Not many people in Spokane knew much about the Wildcats. Davidson had run through the Southern Conference with an efficient offense. They were small ball at its finest, and were on their third-consecutive trip to the NCAA Tournament. The previous two had ended in first-round losses.

Things were a bit different this time around, thanks to some kid named Stephen Curry, who at the time, was still referred to as the son of NBA player Dell Curry. Curry was fourth in the nation with 25.9 points per game and hit the most three-pointers that year as well. Production from the rest of the squad, albeit a good squad, dropped off sharply after that. Jason Richards averaged 12.7 points per game for the 2007-08 Davidson squad, the only other player in double-figures.

The preview of Davidson was simple. Curry will score a lot of buckets.
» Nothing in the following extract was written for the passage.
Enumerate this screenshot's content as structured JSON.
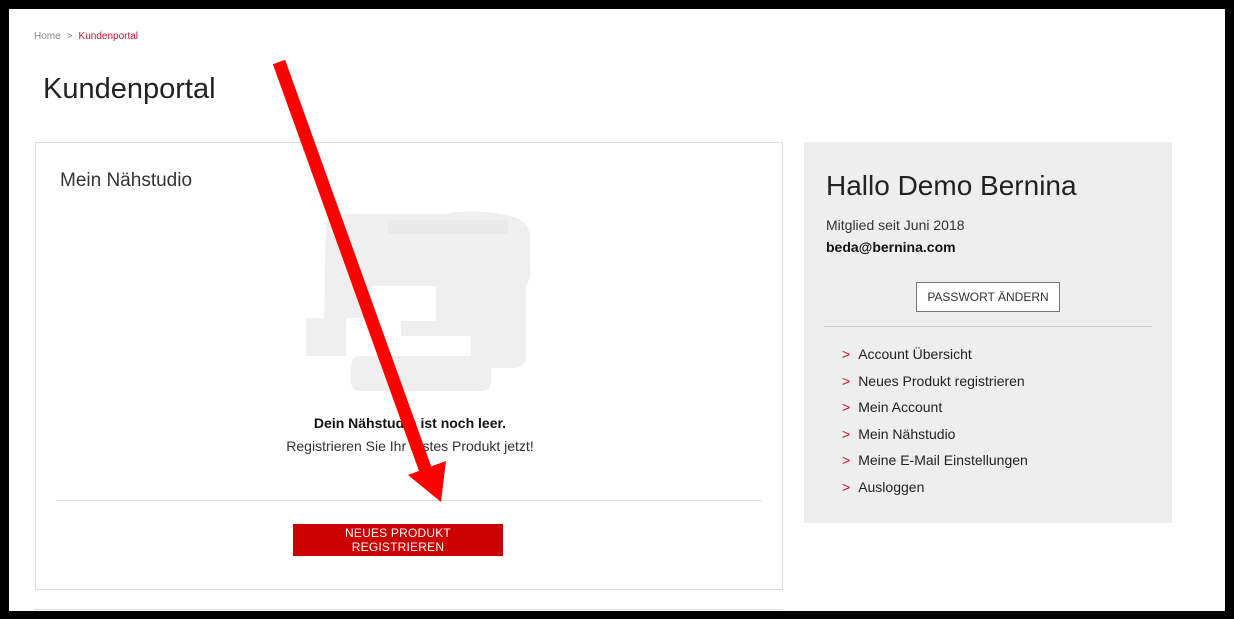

Gonzaga found out the hard way, as the entire NBA now has, that Curry scores a lot more buckets than anyone thinks possible.

Curry dropped 40 points on Gonzaga that afternoon, hitting 8-of-10 from beyond the arc. He was dogged by Steven Gray all game long, who was by all rights a solid perimeter defender. The Zags tried any and all defensive approaches against Davidson, but none of it mattered. Whether it be a zone defense, a man-to-man, or a hodge-podged triangle defense, Curry got the ball, went over the screen and hit his shots.
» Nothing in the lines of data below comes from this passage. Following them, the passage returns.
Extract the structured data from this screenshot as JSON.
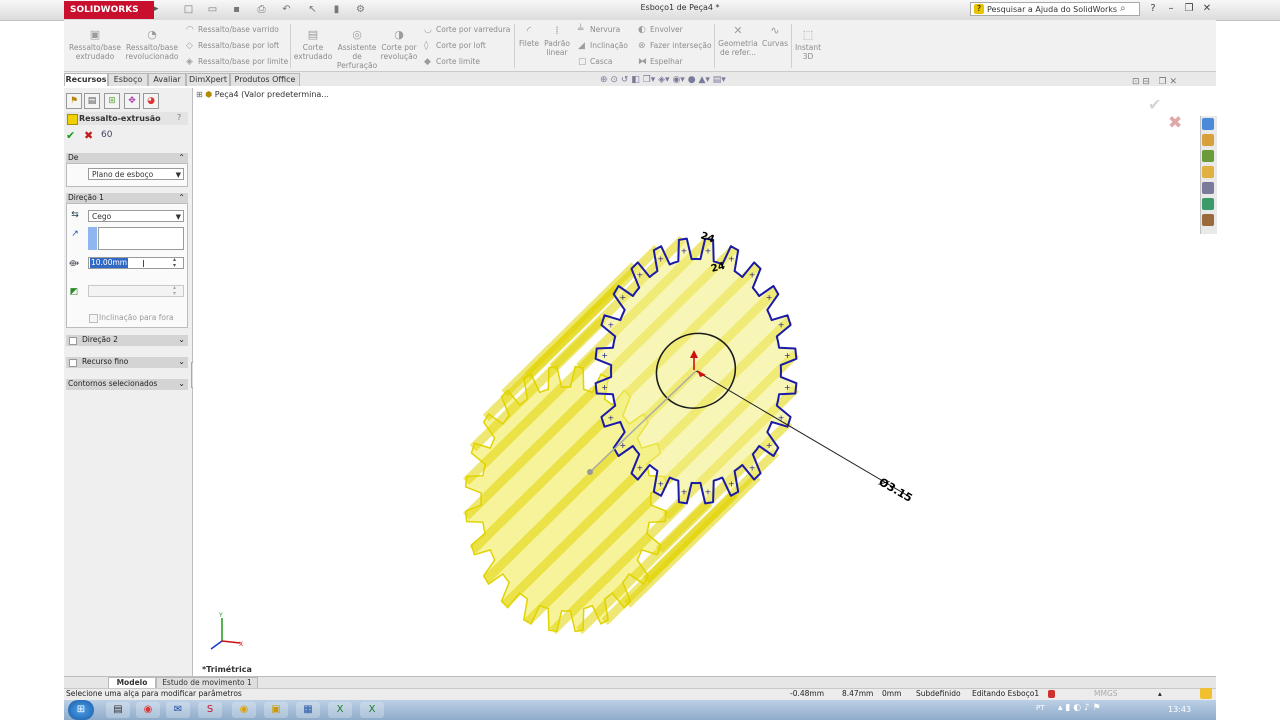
{
  "app": {
    "logo_text": "SOLIDWORKS",
    "document_title": "Esboço1 de Peça4 *",
    "help_search_placeholder": "Pesquisar a Ajuda do SolidWorks",
    "help_icon_glyph": "?"
  },
  "quick_access": {
    "icons": [
      "new-icon",
      "open-icon",
      "save-icon",
      "print-icon",
      "undo-icon",
      "select-icon",
      "rebuild-icon",
      "options-icon"
    ]
  },
  "ribbon": {
    "big_buttons": [
      {
        "label": "Ressalto/base extrudado",
        "icon": "extrude-boss-icon"
      },
      {
        "label": "Ressalto/base revolucionado",
        "icon": "revolve-boss-icon"
      },
      {
        "label": "Corte extrudado",
        "icon": "extruded-cut-icon"
      },
      {
        "label": "Assistente de Perfuração",
        "icon": "hole-wizard-icon"
      },
      {
        "label": "Corte por revolução",
        "icon": "revolved-cut-icon"
      },
      {
        "label": "Filete",
        "icon": "fillet-icon"
      },
      {
        "label": "Padrão linear",
        "icon": "linear-pattern-icon"
      },
      {
        "label": "Geometria de refer...",
        "icon": "reference-geometry-icon"
      },
      {
        "label": "Curvas",
        "icon": "curves-icon"
      },
      {
        "label": "Instant 3D",
        "icon": "instant3d-icon"
      }
    ],
    "small_rows": [
      {
        "label": "Ressalto/base varrido",
        "icon": "sweep-boss-icon"
      },
      {
        "label": "Ressalto/base por loft",
        "icon": "loft-boss-icon"
      },
      {
        "label": "Ressalto/base por limite",
        "icon": "boundary-boss-icon"
      },
      {
        "label": "Corte por varredura",
        "icon": "swept-cut-icon"
      },
      {
        "label": "Corte por loft",
        "icon": "lofted-cut-icon"
      },
      {
        "label": "Corte limite",
        "icon": "boundary-cut-icon"
      },
      {
        "label": "Nervura",
        "icon": "rib-icon"
      },
      {
        "label": "Inclinação",
        "icon": "draft-icon"
      },
      {
        "label": "Casca",
        "icon": "shell-icon"
      },
      {
        "label": "Envolver",
        "icon": "wrap-icon"
      },
      {
        "label": "Fazer interseção",
        "icon": "intersect-icon"
      },
      {
        "label": "Espelhar",
        "icon": "mirror-icon"
      }
    ]
  },
  "command_tabs": [
    "Recursos",
    "Esboço",
    "Avaliar",
    "DimXpert",
    "Produtos Office"
  ],
  "property_manager": {
    "tab_icons": [
      "feature-manager-icon",
      "property-manager-icon",
      "configuration-icon",
      "dimxpert-manager-icon",
      "display-manager-icon"
    ],
    "title": "Ressalto-extrusão",
    "help_glyph": "?",
    "from_section": {
      "label": "De",
      "start_condition": "Plano de esboço"
    },
    "direction1": {
      "label": "Direção 1",
      "end_condition": "Cego",
      "depth_value": "10.00mm",
      "draft_outward_label": "Inclinação para fora"
    },
    "direction2_label": "Direção 2",
    "thin_feature_label": "Recurso fino",
    "selected_contours_label": "Contornos selecionados"
  },
  "feature_tree": {
    "root_label": "Peça4  (Valor predetermina..."
  },
  "viewport": {
    "view_label": "*Trimétrica",
    "dimension_small_1": "24",
    "dimension_small_2": "24",
    "diameter_dimension": "Ø3.15",
    "gear_teeth_count": 24,
    "colors": {
      "gear_fill": "#f3ef7a",
      "gear_edge": "#e0d300",
      "sketch": "#1a1aa6",
      "dimension": "#000000"
    }
  },
  "heads_up_toolbar": {
    "icons": [
      "zoom-fit-icon",
      "zoom-area-icon",
      "previous-view-icon",
      "section-view-icon",
      "view-orientation-icon",
      "display-style-icon",
      "hide-show-icon",
      "edit-appearance-icon",
      "apply-scene-icon",
      "view-settings-icon"
    ]
  },
  "bottom_tabs": [
    "Modelo",
    "Estudo de movimento 1"
  ],
  "status_bar": {
    "message": "Selecione uma alça para modificar parâmetros",
    "x": "-0.48mm",
    "y": "8.47mm",
    "z": "0mm",
    "state": "Subdefinido",
    "editing": "Editando Esboço1",
    "units": "MMGS"
  },
  "taskbar": {
    "apps": [
      "windows-start-icon",
      "explorer-icon",
      "chrome-icon",
      "outlook-icon",
      "solidworks-icon",
      "chrome-2-icon",
      "folder-icon",
      "notepad-icon",
      "excel-icon",
      "excel-2-icon"
    ],
    "language": "PT",
    "time": "13:43"
  }
}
Steven Gray was visibly tired as the game wound down.

"Personally, I don't know if I've ever run off that many screens trying to defend someone," Gray said. "And he knows how to use them. He's very knowledgeable in that way."

That first-round game against Gonzaga was the first taste the nation had of Stephen Curry. The Zags had the game virtually wrapped up, practically twice. Gonzaga botched two separate 11-point leads, one in each half of the game. Every time Gonzaga started to stake out some separation, Curry was there to put the Bulldogs right back in their place.

Davidson would go all the way to the Elite Eight in 2008, knocking off No. 2 Georgetown and No. 3 Wisconsin along the way. They were one bucket away from taking down No. 1 Kansas to make it into the Final Four. The nation was in love with a scrawny 6’3 guard from a small liberal arts school in North Carolina with an enrollment of under 2,000.

In no way, shape, or form did I watch that game against Gonzaga and think to myself, Stephen Curry is going to turn the NBA on its heels and leave everyone in the dust. But it was quite obvious that he was a special basketball talent. Gonzaga just got a taste of what the rest of the NBA is getting, and what the rest of the world is noticing, a solid eight years beforehand.